Is there a cryptographic vault with the US Marshals Service that has been seized? According to a new inspection, not so much
The lack of established procedures and processes relating to the administration of confiscated crypto assets, particularly the usage of stock sheets, was revealed during the OIG’s examination.
The Department of Justice’s Office of Inspector General (OIG) performed an exhaustive assessment of the cryptocurrency seized by the United States Marshals Service (USMS), highlighting the federal agency’s urgent need to overhaul its present crypto planning and governance processes.
The USMS implemented acceptable measures over its connectivity and backup, according to the OIG’s assessment of the confiscated cryptocurrency. Due to the incapacity of the previous system, Consolidated Asset Tracking System (CATS), to handle digital currencies regularly, the organization was discovered to be using excel to keep stock levels.
The lack of established procedures and processes relating to the handling of confiscated digital currencies, particularly the usage of stock sheets, was revealed by the OIG’s audit, which added:
“Current USMS confiscated cryptocurrency governance mechanisms are insufficient, nonexistent, or contradictory in some cases regarding asset storage, measurement, evaluation, and liquidation.”
With the expertise of the USMS’s intention to delegate the governance of seized digital currencies, the Justice Department’s Office of Inspector General issued seven suggestions to help streamline the process, beginning with the implementation of a property management platform “that logs edit history to avoid bogus modification of the inventory items.”
The OIG also suggested that new standards be established for the proper security and management of the sheets that are used to track cryptographic interceptions.
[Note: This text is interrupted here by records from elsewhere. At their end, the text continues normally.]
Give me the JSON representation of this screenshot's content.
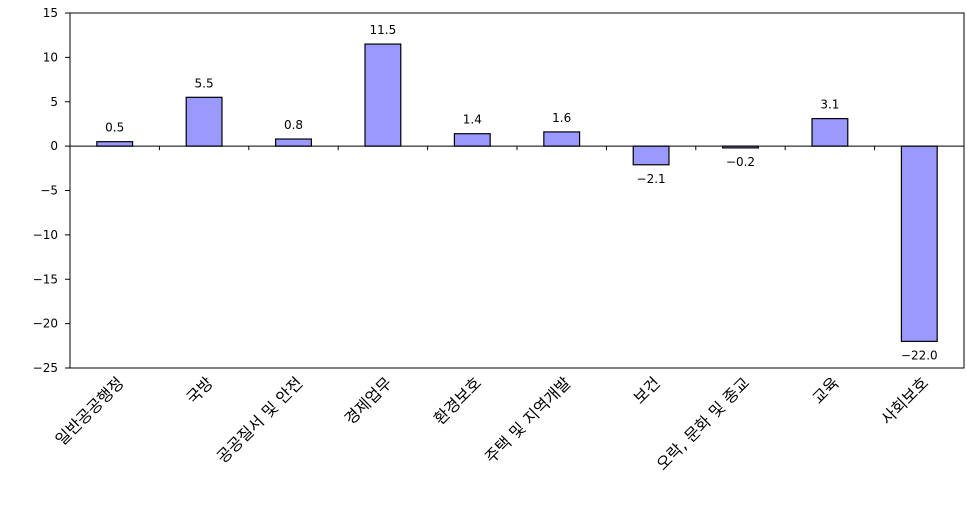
{
  "chart_data": {
    "type": "bar",
    "categories": [
      "일반공공행정",
      "국방",
      "공공질서 및 안전",
      "경제업무",
      "환경보호",
      "주택 및 지역개발",
      "보건",
      "오락, 문화 및 종교",
      "교육",
      "사회보호"
    ],
    "values": [
      0.5,
      5.5,
      0.8,
      11.5,
      1.4,
      1.6,
      -2.1,
      -0.2,
      3.1,
      -22.0
    ],
    "data_labels": [
      "0.5",
      "5.5",
      "0.8",
      "11.5",
      "1.4",
      "1.6",
      "-2.1",
      "-0.2",
      "3.1",
      "-22.0"
    ],
    "ylim": [
      -25,
      15
    ],
    "yticks": [
      15,
      10,
      5,
      0,
      -5,
      -10,
      -15,
      -20,
      -25
    ],
    "ytick_labels": [
      "15",
      "10",
      "5",
      "0",
      "-5",
      "-10",
      "-15",
      "-20",
      "-25"
    ],
    "bar_color": "#9999ff",
    "title": "",
    "xlabel": "",
    "ylabel": "",
    "grid": false,
    "legend": "none"
  }
}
This impacts social information from excel to the CATS inventories.
Other significant proposals include adding enough decimal points to guarantee partial precision, establishing regulations to accommodate blockchain splits, and gaining physical control over the assets confiscated by the USMS, “particularly necessary USMS wallet keys.”
The report also indicated that USMS agreed with all seven suggestions and that the case will be concluded once proof of their successful integration is provided.
According to CoinShares’ weekly Digital Asset Fund Inflow and outflow report, technology platform items worth $101.5 million were offloaded in anticipation of “hawkish financial regulation,” declaring:
“What has driven Bitcoin into a ‘crypto freeze’ over the previous six months can mostly be described as a direct consequence of the US Federal Reserve’s growing hawkish language.”
The net assets under administration for Ether (ETH) funds plummeted from a high of $23 billion in November 2021 to $8.7 billion as of June 10, 2022, according to the study.